Even if advocates manage to secure new funding streams, budgets are liable to be tight in the near future. Ensuring that transit systems excel at their core function amid financial scarcity will require prioritizing speed and reliability over capital-intensive expansions or experiments with “fare-free” trains and buses.
In recent years, some progressives have called for mass transit to be free at the point of service and funded entirely through tax revenue. In the present context, however, this would ensure that transit systems run right off their fiscal cliffs. Cutting the price of a New York City subway fare from $2.75 to $0 would not dramatically increase ridership; commuters who have the option of taking a car or a taxi are not sensitive to cost. Ending fares would therefore decimate revenue without massively increasing the political constituency for direct funding, a reality that would make fully replacing lost fare revenue with tax dollars difficult.

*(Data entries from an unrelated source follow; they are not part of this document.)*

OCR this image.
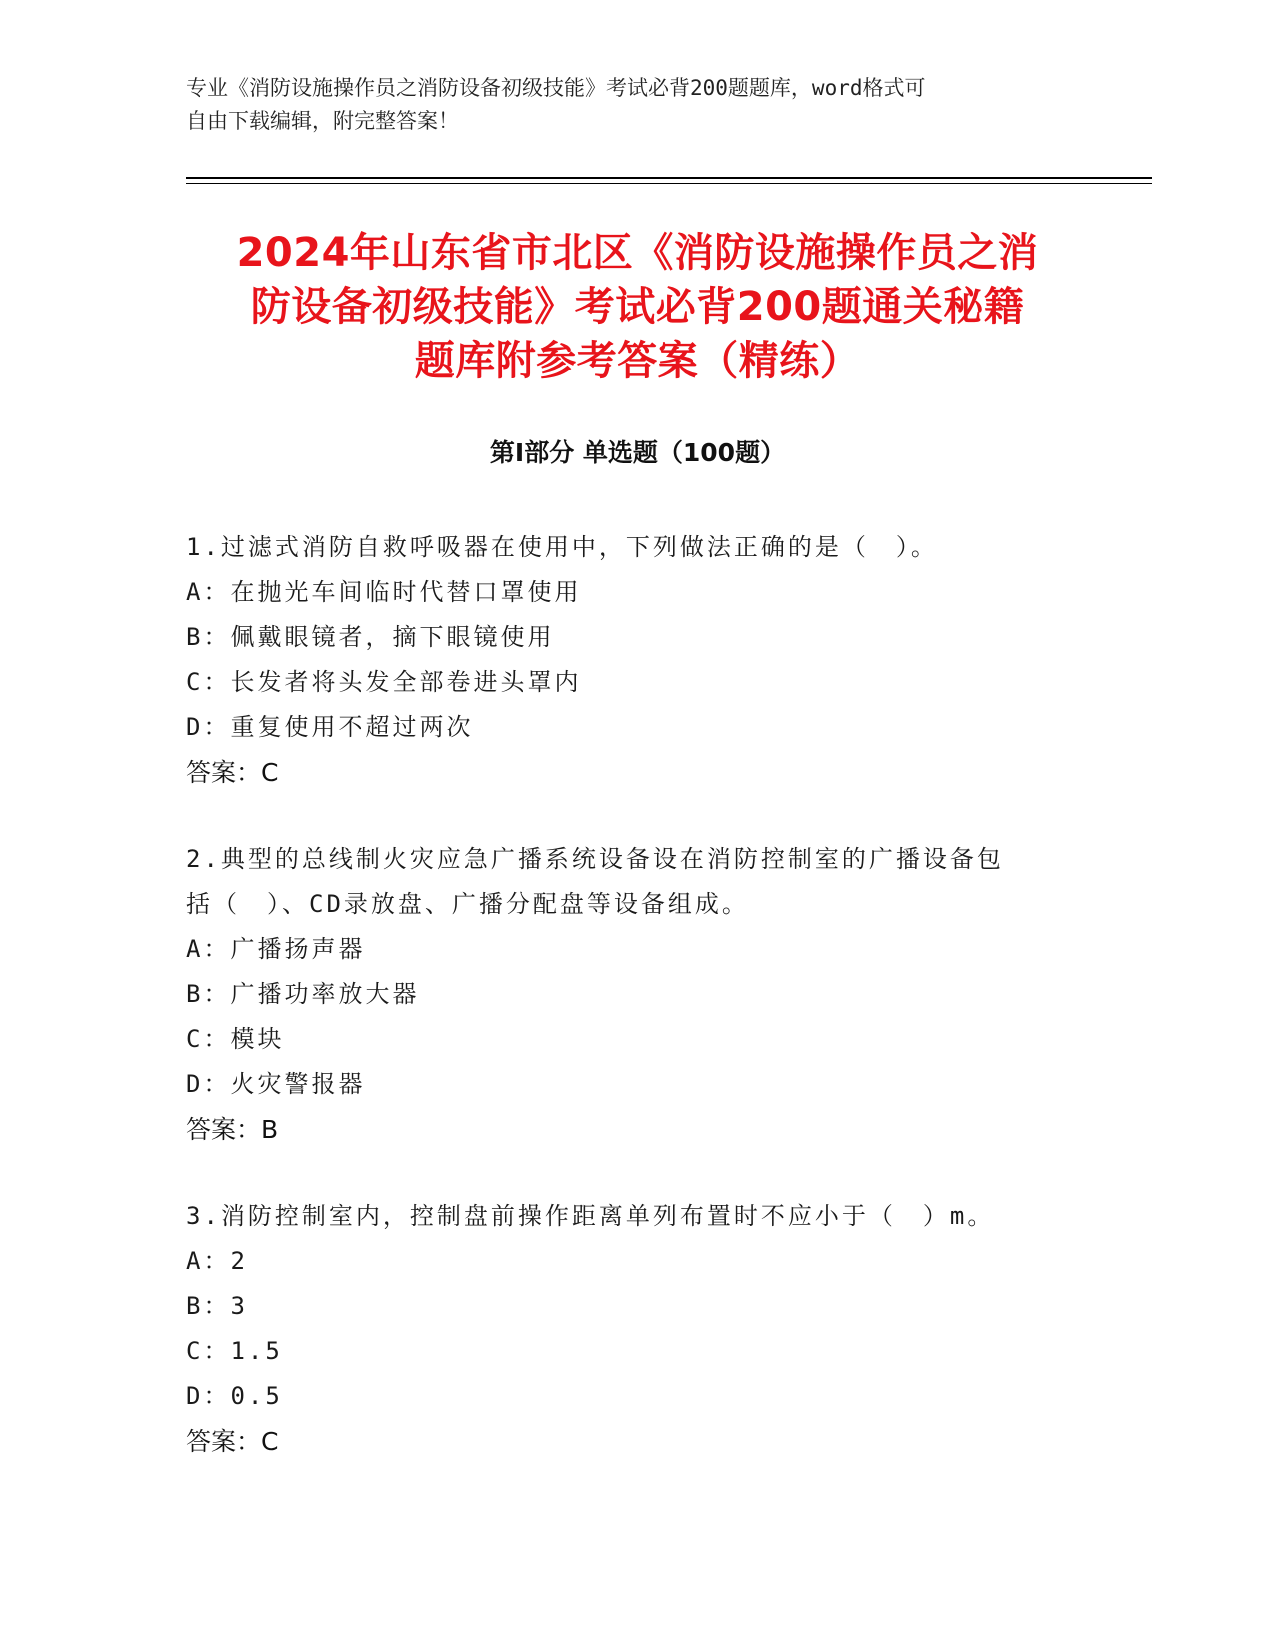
专业《消防设施操作员之消防设备初级技能》考试必背200题题库，word格式可
自由下载编辑，附完整答案！
2024年山东省市北区《消防设施操作员之消
防设备初级技能》考试必背200题通关秘籍
题库附参考答案（精练）
第Ⅰ部分 单选题（100题）
1.过滤式消防自救呼吸器在使用中，下列做法正确的是（　）。
A：在抛光车间临时代替口罩使用
B：佩戴眼镜者，摘下眼镜使用
C：长发者将头发全部卷进头罩内
D：重复使用不超过两次
答案：C
2.典型的总线制火灾应急广播系统设备设在消防控制室的广播设备包
括（　）、CD录放盘、广播分配盘等设备组成。
A：广播扬声器
B：广播功率放大器
C：模块
D：火灾警报器
答案：B
3.消防控制室内，控制盘前操作距离单列布置时不应小于（　）m。
A：2
B：3
C：1.5
D：0.5
答案：C
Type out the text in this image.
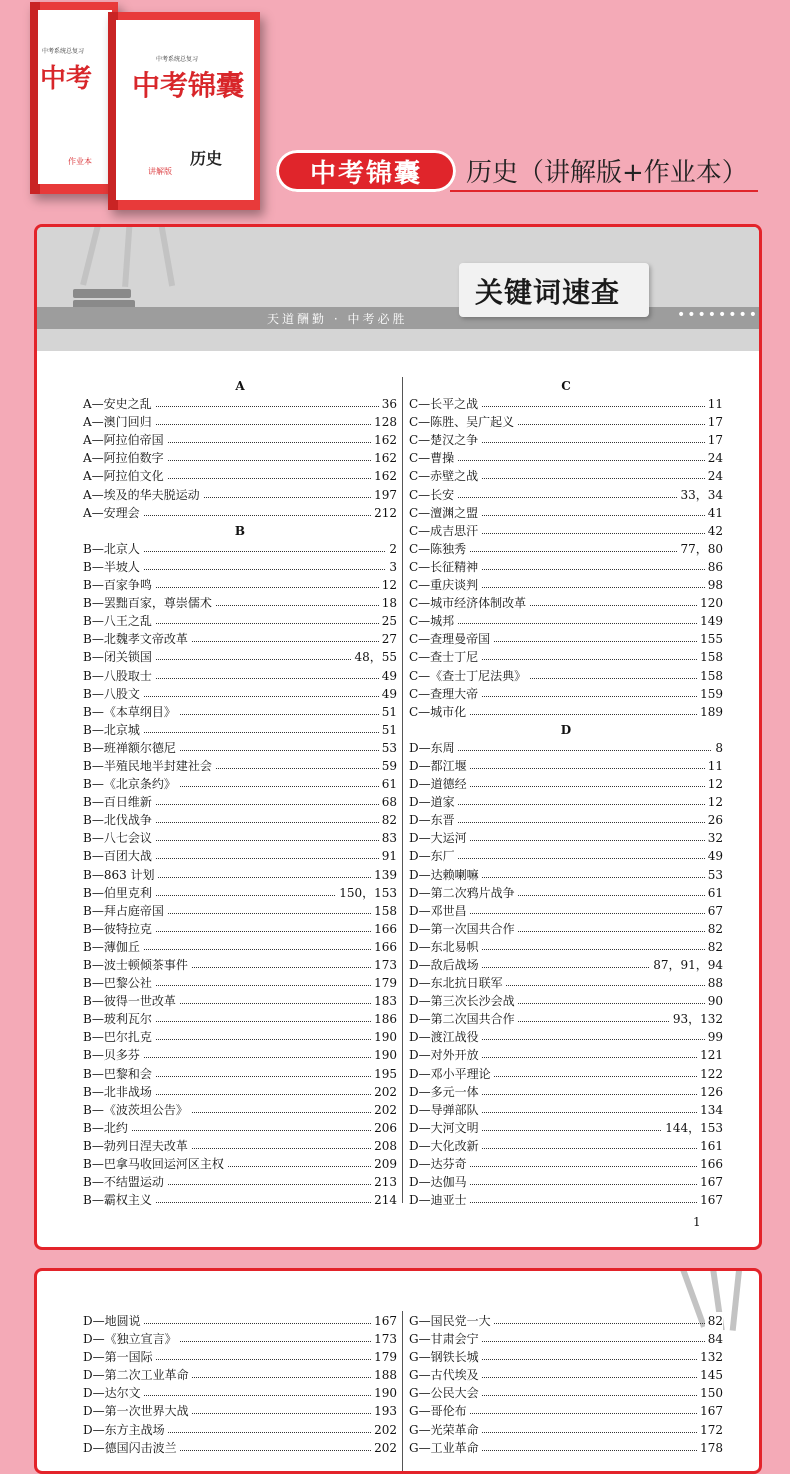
中考系统总复习
中考
作业本
中考系统总复习
中考锦囊
历史
讲解版	中考锦囊	历史（讲解版+作业本）
天道酬勤 · 中考必胜	••••••••
关键词速查
A
A—安史之乱	36
A—澳门回归	128
A—阿拉伯帝国	162
A—阿拉伯数字	162
A—阿拉伯文化	162
A—埃及的华夫脱运动	197
A—安理会	212
B
B—北京人	2
B—半坡人	3
B—百家争鸣	12
B—罢黜百家，尊崇儒术	18
B—八王之乱	25
B—北魏孝文帝改革	27
B—闭关锁国	48，55
B—八股取士	49
B—八股文	49
B—《本草纲目》	51
B—北京城	51
B—班禅额尔德尼	53
B—半殖民地半封建社会	59
B—《北京条约》	61
B—百日维新	68
B—北伐战争	82
B—八七会议	83
B—百团大战	91
B—863 计划	139
B—伯里克利	150，153
B—拜占庭帝国	158
B—彼特拉克	166
B—薄伽丘	166
B—波士顿倾茶事件	173
B—巴黎公社	179
B—彼得一世改革	183
B—玻利瓦尔	186
B—巴尔扎克	190
B—贝多芬	190
B—巴黎和会	195
B—北非战场	202
B—《波茨坦公告》	202
B—北约	206
B—勃列日涅夫改革	208
B—巴拿马收回运河区主权	209
B—不结盟运动	213
B—霸权主义	214
C
C—长平之战	11
C—陈胜、吴广起义	17
C—楚汉之争	17
C—曹操	24
C—赤壁之战	24
C—长安	33，34
C—澶渊之盟	41
C—成吉思汗	42
C—陈独秀	77，80
C—长征精神	86
C—重庆谈判	98
C—城市经济体制改革	120
C—城邦	149
C—查理曼帝国	155
C—查士丁尼	158
C—《查士丁尼法典》	158
C—查理大帝	159
C—城市化	189
D
D—东周	8
D—都江堰	11
D—道德经	12
D—道家	12
D—东晋	26
D—大运河	32
D—东厂	49
D—达赖喇嘛	53
D—第二次鸦片战争	61
D—邓世昌	67
D—第一次国共合作	82
D—东北易帜	82
D—敌后战场	87，91，94
D—东北抗日联军	88
D—第三次长沙会战	90
D—第二次国共合作	93，132
D—渡江战役	99
D—对外开放	121
D—邓小平理论	122
D—多元一体	126
D—导弹部队	134
D—大河文明	144，153
D—大化改新	161
D—达芬奇	166
D—达伽马	167
D—迪亚士	167
1
D—地圆说	167
D—《独立宣言》	173
D—第一国际	179
D—第二次工业革命	188
D—达尔文	190
D—第一次世界大战	193
D—东方主战场	202
D—德国闪击波兰	202
G—国民党一大	82
G—甘肃会宁	84
G—钢铁长城	132
G—古代埃及	145
G—公民大会	150
G—哥伦布	167
G—光荣革命	172
G—工业革命	178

Furthermore, surveys suggest that low-income transit users would prefer better service to lower fares. Even if it were possible to increase direct subsidies for transit systems by far more than is already necessary, maintaining fare revenue would enable systems to further expand and improve service. From the standpoint of decarbonization, larger high-performing systems that charge fares are preferable to smaller lower-performing systems that don’t. Equity concerns can be addressed separately through fare subsidies for low-income riders — or through fiscal transfers and labor policies that more equitably distribute income in the first place.
The rise of remote work can ultimately benefit workers, cities, and the climate alike. Fewer commuters make for less traffic on the streets and less carbon in the atmosphere. But in the immediate term, the work-from-home revolution threatens to unravel public services that are indispensable to urban life and ecological sustainability. Policymakers must help mass-transit systems circumvent their looming financial woes or the green transition won’t get us where we need to go on time.